Réservé aux Palestiniens
L’un des principaux points de controverse réside dans l’application inégale de la loi. Les Palestiniens vivant en Cisjordanie sont soumis à la loi martiale israélienne, tandis que les colons israéliens vivant sur le même territoire sont régis par le droit civil. En conséquence, la peine de mort s’applique exclusivement aux Palestiniens, même dans des affaires impliquant des actes de violence similaires. Cette double structure juridique a été largement critiquée comme étant discriminatoire, ses détracteurs faisant valoir qu’elle crée deux systèmes judiciaires distincts fonctionnant en parallèle, fondés sur l’identité plutôt que sur la nature du crime lui-même.
62 à 48
Le projet de loi a été adopté en dernière lecture à la Knesset par 62 voix contre 48, avec une abstention, à la suite de pressions soutenues exercées par les membres d’extrême droite de la coalition au pouvoir. Ce texte a été défendu par le ministre de la Sécurité nationale, Itamar Ben Gvir, partisan de longue date d’un recours accru à la peine de mort.
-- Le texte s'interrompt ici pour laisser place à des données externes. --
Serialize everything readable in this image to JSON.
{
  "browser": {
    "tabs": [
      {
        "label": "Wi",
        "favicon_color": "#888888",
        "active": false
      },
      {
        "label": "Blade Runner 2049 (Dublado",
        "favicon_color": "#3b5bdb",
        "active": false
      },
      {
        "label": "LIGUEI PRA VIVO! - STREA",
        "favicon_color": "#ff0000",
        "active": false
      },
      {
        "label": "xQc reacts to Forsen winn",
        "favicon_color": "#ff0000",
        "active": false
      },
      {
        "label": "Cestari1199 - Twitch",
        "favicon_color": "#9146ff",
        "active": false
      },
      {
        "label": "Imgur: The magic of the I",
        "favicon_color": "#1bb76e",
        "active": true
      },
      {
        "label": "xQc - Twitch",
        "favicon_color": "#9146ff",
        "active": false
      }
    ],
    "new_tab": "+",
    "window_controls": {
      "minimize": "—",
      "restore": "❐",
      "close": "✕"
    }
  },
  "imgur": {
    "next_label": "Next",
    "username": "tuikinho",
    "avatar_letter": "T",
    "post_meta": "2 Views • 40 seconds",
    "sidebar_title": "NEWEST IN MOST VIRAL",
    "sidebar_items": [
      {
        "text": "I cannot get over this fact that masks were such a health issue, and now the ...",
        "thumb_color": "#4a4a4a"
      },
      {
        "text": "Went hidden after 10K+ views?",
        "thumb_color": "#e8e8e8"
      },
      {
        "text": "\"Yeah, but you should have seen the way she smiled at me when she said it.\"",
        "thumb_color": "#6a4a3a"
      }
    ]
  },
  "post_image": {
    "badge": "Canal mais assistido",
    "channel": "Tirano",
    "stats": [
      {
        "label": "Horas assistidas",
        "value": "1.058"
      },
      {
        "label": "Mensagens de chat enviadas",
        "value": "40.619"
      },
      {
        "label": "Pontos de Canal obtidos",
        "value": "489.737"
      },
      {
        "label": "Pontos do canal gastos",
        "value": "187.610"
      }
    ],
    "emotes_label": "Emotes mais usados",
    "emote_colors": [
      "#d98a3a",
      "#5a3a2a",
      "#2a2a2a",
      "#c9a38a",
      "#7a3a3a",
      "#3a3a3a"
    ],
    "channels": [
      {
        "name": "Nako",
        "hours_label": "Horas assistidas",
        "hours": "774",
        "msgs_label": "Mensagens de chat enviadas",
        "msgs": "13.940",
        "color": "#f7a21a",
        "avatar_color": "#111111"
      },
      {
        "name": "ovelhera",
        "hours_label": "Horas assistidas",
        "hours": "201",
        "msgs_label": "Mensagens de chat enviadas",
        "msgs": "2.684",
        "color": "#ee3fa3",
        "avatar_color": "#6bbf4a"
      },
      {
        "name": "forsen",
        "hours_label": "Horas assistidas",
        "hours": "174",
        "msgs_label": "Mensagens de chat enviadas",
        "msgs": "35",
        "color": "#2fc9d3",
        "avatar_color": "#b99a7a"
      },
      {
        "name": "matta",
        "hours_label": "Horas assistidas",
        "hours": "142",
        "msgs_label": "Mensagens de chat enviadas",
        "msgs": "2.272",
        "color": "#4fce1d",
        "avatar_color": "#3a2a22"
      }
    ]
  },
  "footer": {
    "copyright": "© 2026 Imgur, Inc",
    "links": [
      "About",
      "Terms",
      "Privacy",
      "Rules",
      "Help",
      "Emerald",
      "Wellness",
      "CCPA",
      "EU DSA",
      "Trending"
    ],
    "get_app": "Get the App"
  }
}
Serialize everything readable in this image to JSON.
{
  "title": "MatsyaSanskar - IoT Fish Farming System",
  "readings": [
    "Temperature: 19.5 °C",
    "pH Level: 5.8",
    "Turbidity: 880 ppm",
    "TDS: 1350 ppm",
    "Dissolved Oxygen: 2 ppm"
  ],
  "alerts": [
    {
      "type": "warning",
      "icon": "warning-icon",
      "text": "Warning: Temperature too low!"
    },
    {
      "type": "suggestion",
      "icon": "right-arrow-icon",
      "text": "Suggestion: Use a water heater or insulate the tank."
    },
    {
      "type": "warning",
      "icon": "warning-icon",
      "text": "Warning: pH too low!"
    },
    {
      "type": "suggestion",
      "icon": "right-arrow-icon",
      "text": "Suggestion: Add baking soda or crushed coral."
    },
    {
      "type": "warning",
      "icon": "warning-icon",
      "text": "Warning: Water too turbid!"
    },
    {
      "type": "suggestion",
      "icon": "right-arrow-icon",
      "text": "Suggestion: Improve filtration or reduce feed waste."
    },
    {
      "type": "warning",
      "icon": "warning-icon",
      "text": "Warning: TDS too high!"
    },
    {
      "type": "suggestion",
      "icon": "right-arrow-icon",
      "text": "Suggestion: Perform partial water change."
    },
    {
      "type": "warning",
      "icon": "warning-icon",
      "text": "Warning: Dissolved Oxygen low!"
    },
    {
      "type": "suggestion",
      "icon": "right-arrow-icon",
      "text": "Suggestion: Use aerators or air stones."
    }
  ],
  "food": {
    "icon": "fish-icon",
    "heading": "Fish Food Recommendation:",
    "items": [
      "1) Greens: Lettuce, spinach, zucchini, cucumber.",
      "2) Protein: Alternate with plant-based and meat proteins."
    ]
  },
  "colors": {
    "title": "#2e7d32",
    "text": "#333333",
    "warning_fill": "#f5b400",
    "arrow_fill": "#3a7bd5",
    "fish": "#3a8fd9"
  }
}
Dès son adoption, il a déclaré : « Quiconque assassine des Juifs ne restera pas en vie ». Sa déclaration a mis en évidence les motivations idéologiques sous-jacentes au projet de loi et reflété une tendance plus large au sein de certaines franges du gouvernement à adopter des mesures plus répressives en réponse à la violence persistante.
Organisations de défense des droits de l'homme
L’adoption de cette loi a immédiatement suscité une vive réaction de la part des organisations de défense des droits de l’homme et des groupes palestiniens, qui y voient une dangereuse escalade. Une coalition d’organisations de la société civile a condamné cette mesure, la qualifiant de « caution officielle d’une politique de vengeance et de violence raciste à l’encontre des Palestiniens ».
La Société des prisonniers palestiniens a lancé un avertissement tout aussi sévère, qualifiant la loi d’«escalade historique — une nouvelle phase d’exécutions ouvertement sanctionnées et motivées par des considérations politiques». Ces réactions soulignent les profondes inquiétudes concernant tant les implications juridiques que le risque d’une instabilité accrue.
Principes juridiques
La controverse s’est déjà déplacée sur le plan juridique, une requête ayant été déposée devant la Haute Cour de justice d’Israël pour contester la constitutionnalité de la loi. Les détracteurs affirment qu’elle viole des principes juridiques fondamentaux et qu’elle pourrait, à terme, être invalidée.
Dans le même temps, les acteurs internationaux ont exprimé leur inquiétude quant aux implications de cette législation, avertissant qu’elle pourrait porter atteinte aux normes démocratiques et tendre davantage les relations d’Israël avec ses alliés. À mesure que la procédure judiciaire suit son cours, la loi devrait rester au centre des débats tant nationaux qu’internationaux.